Step D: Validate capabilities

Your pipeline might require dotnet, docker, node, etc.

Use demands in pipeline:

yaml
pool:
  name: "SelfHosted-Build"
  demands:
    - Agent.OS -equals Linux
    - dotnet
    - docker

If jobs stay in queue, pool/agent demands mismatch is often the reason.

4. On-Prem Setup That Stays Maintainable

On-prem is not "wrong" or "old". It is often required. The key is clean structure.

On-prem topology mapClear zone-based layout for Azure DevOps Server, SQL, agents, and target environments.

Recommended layout:

  1. Azure DevOps Server + SQL in protected internal zone
  2. Separate agent pools by purpose and trust boundary
  3. Production deploy agents isolated from normal build agents
  4. Backups and restore drills for SQL and collections

Keep this simple and documented. Most production incidents in on-prem setups come from unclear ownership, not missing features.

5. Build and Release Pipeline Walkthrough

Many teams place everything in one long job. Better approach: staged flow with clear gates.

Release pipeline walkthroughStage-by-stage release flow with approval gate and common pain points.

A practical flow:

  1. Build: compile + tests
  2. Package: publish immutable artifact
  3. DeployDev: automatic deploy + smoke checks
  4. DeployUAT: integration/business checks
  5. Approval: release owner confirms
  6. DeployProd: controlled production release

The most important part: deploy the same artifact everywhere.

6. Git Flow in Day-to-Day Work

Git Flow becomes easy when every branch has one job.

Git Flow workflow mapBranch responsibilities, merge direction, and deployment mapping.

Branch roles:

  • main: production
  • develop: integration for upcoming release
  • feature/*: implementation work
  • release/*: stabilization only
  • hotfix/*: urgent production fixes

Pipeline mapping:

  • feature/*: CI checks only
  • develop: auto deploy to dev/test
  • release/*: deploy to UAT/staging
  • main: production with approval

Critical discipline:

  • Do not add features into release/*
  • Always merge release back to develop
  • Merge hotfix to both main and develop

7. Common Mistakes (and Gentle Fixes)

  • CI takes too long -> split tests and optimize cache
  • Agent is "online" but jobs fail -> validate tool versions and permissions
  • Manual deploy done outside pipeline -> move it into YAML for traceability
  • Production release panic -> create a rollback checklist before go-live

You do not need a perfect setup on day one.

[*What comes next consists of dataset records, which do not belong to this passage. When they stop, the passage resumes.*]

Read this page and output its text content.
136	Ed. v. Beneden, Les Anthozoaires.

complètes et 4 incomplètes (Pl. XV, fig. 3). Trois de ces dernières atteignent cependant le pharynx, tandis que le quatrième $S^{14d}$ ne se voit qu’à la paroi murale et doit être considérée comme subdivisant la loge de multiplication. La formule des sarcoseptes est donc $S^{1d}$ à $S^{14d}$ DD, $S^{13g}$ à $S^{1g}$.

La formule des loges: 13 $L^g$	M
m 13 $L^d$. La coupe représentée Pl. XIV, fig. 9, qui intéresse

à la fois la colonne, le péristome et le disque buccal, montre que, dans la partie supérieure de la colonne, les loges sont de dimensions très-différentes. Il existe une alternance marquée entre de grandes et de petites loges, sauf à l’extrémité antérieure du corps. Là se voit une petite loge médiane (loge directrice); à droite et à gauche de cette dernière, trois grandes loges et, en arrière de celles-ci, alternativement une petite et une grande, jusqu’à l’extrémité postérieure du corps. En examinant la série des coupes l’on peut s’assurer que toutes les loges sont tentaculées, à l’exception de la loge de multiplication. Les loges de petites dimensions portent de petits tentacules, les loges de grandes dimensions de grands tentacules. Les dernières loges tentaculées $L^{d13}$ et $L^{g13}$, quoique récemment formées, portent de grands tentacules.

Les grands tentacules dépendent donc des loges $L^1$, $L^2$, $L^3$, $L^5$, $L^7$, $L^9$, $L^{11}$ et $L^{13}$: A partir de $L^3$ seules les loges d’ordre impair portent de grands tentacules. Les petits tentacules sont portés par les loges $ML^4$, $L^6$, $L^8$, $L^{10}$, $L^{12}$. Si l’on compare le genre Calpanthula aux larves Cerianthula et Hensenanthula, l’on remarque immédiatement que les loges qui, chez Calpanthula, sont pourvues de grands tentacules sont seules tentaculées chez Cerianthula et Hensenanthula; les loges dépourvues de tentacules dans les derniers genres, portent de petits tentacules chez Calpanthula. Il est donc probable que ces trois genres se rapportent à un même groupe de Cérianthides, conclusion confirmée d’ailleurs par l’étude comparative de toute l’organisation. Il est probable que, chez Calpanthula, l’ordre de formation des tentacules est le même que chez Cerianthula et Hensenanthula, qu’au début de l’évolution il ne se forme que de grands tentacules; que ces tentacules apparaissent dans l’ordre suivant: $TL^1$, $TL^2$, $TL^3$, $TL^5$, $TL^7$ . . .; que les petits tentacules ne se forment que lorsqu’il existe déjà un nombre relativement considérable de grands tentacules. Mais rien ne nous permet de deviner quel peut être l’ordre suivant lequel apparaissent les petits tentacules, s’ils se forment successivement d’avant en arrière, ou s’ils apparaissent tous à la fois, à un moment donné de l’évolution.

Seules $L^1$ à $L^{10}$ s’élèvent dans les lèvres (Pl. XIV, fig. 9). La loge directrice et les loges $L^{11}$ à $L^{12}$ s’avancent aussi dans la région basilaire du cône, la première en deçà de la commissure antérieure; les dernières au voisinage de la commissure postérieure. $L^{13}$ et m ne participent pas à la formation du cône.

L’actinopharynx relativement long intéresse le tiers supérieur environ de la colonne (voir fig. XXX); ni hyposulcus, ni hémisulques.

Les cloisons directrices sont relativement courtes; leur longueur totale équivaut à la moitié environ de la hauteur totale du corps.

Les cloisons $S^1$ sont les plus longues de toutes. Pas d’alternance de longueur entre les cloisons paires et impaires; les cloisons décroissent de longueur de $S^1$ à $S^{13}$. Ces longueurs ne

You need a setup the team can repeat safely.

Best Practices Summary

  1. Start with one clean CI/CD flow and keep it visible.
  2. Choose agent type based on network/tool constraints, not preference.
  3. Separate self-hosted pools by risk and environment.
  4. Keep release pipeline staged and approval-driven.
  5. Use one artifact per release across all environments.
  6. Keep Git Flow simple and enforce the merge rules.

Conclusion

Azure DevOps can be calm and predictable when the workflow is clear. Start small, make each stage visible, and keep your process understandable for the whole team, not only senior engineers.

If your team can explain the pipeline in plain language, your delivery process is in a good place.